What’s more, Slocum was a former military officer from a prominent military family, so he was able to get American officers to connect him to various heads of state. Then he turned on the charm.
“[He] tried to flatter his way around the area to get what he could,” Keagle said.
Slocum told leaders that Fort Ticonderoga was to be a museum of liberty, celebrating independence struggles of peoples across Latin America. And he said there would be a plaque next to every cannon, explaining its historical significance.
Today, Fort Ticonderoga has close to 60 cannons and other weapons from Haiti alone — mostly Slocum’s acquisitions, but also purchases made years before and after.
Historian Marlene Daut had read about Slocum’s adventures in Haiti, including the resistance his team faced.

“Haitian people did witness this and were kind of like, ‘What are you doing? You can’t take these things.’ And they were sort of like, ‘Yes, we have permission from the government,’ which is an iffy thing because it’s during the US occupation, and all of these heads of state are being installed by the US.”
Nevertheless, at first, at least some of Slocum’s promises about the cannons were kept.
“Going back to the 1930s and ‘40s, there were signs up,” Keagle said. “We have them in photographs at the museum.”
The wooden plaques stated which nation had donated each cannon. But they’re now gone, having decayed and never been replaced. What’s more, information about the cannons disappeared along with them, since most of the weapons weren’t even catalogued at the museum until the late 1990s. They were, after all, mere set dressing, as Keagle said, not museum pieces with their own value.
Keagle added that for years he’s been trying to make good on Slocum’s promise — however disingenuous — by figuring out and sharing the history behind each cannon.
Today, he offers special tours and talks about the cannons. But the average visitor still doesn’t learn about them.
He said the semi-quincentennial on July 4, 2026, might provide an opportunity to present the American Revolution in a more global way, “so that Fort Ticonderoga is not just this iconic historic site for Americans and American history, but also represents something much bigger.”
Back at the Noble Train reenactment, once the carts had been loaded with cannons (these ones were reproductions), Henry Knox and his men started the journey to Boston, passing through downtown Ticonderoga, where a crowd had gathered.
Among the history buffs following along were two siblings from an hour and a half south of the fort.
“We’ve been big Noble artillery Train fans for a long time,” explained Clinton Greene, a 25-year city worker.

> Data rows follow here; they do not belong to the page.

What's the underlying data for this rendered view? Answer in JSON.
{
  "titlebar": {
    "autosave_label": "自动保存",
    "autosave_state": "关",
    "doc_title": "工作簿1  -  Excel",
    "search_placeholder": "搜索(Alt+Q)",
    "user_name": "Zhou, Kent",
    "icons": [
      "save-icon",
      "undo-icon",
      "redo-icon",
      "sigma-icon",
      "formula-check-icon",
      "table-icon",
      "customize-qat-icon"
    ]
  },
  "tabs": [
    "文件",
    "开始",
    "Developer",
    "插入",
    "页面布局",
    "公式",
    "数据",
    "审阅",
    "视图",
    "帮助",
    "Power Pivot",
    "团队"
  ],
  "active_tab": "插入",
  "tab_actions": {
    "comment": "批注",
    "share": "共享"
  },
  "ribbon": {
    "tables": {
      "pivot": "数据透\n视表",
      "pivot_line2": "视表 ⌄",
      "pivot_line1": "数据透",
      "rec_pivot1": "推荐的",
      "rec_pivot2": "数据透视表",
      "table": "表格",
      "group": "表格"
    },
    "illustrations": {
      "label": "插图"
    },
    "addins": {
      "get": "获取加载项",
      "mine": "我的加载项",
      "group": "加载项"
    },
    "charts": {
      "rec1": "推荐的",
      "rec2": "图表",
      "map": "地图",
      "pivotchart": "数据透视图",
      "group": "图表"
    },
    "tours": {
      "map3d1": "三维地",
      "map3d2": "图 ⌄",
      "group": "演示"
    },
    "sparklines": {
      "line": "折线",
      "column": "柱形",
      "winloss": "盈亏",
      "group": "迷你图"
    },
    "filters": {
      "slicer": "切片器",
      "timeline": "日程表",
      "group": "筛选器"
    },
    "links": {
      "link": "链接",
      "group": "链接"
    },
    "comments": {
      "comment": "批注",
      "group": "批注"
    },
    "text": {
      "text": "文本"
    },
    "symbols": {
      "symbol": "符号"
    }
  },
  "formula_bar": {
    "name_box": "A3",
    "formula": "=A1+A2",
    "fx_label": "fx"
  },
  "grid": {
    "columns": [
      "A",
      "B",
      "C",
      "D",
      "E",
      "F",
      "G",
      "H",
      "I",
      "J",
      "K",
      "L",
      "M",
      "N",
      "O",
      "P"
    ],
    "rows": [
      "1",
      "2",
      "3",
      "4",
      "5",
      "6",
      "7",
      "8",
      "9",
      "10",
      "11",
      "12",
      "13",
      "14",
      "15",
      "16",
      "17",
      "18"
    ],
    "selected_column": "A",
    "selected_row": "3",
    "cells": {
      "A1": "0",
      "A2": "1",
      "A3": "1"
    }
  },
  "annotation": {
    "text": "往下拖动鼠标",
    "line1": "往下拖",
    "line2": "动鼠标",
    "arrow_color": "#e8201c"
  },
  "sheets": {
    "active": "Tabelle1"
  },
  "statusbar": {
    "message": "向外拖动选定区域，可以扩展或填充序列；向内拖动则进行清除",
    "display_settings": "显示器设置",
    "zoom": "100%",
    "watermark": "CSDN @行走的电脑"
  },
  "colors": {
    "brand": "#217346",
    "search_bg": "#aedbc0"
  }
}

Both were surprised to find out the cannons at the fort are largely from Latin America.
“I love learning that something has more history than it was initially famous for,” was Clinton’s reaction.
His sister, Sharon, a 28-year-old theater maker, also wanted to learn more.
“It’s absolutely important to talk about where an artifact is coming from, and especially when you’re going to talk about a cannon coming from somewhere like Haiti,” she said. “They have a huge colonial history, and they had their own independence movement, and all of the history of the Caribbean and the New World and the Atlantic are all tied together.”
Haiti historian Marlene Daut said she sees an opportunity to talk about a shift in the Americas from international cooperation in struggles for independence to the US pilfering from and occupying its neighbors in the 1900s.
“Telling the story in a way that is true to all of that, I think it should be, and I hope it will be, possible,” she said. “It seems like Fort Ticonderoga would be a perfect site to do that.”
It’s a site that couldn’t feel farther from Haiti, Nicaragua or Panama. But for the history fans who visit, there will be something new to learn about cannons and the very international stories they have to tell.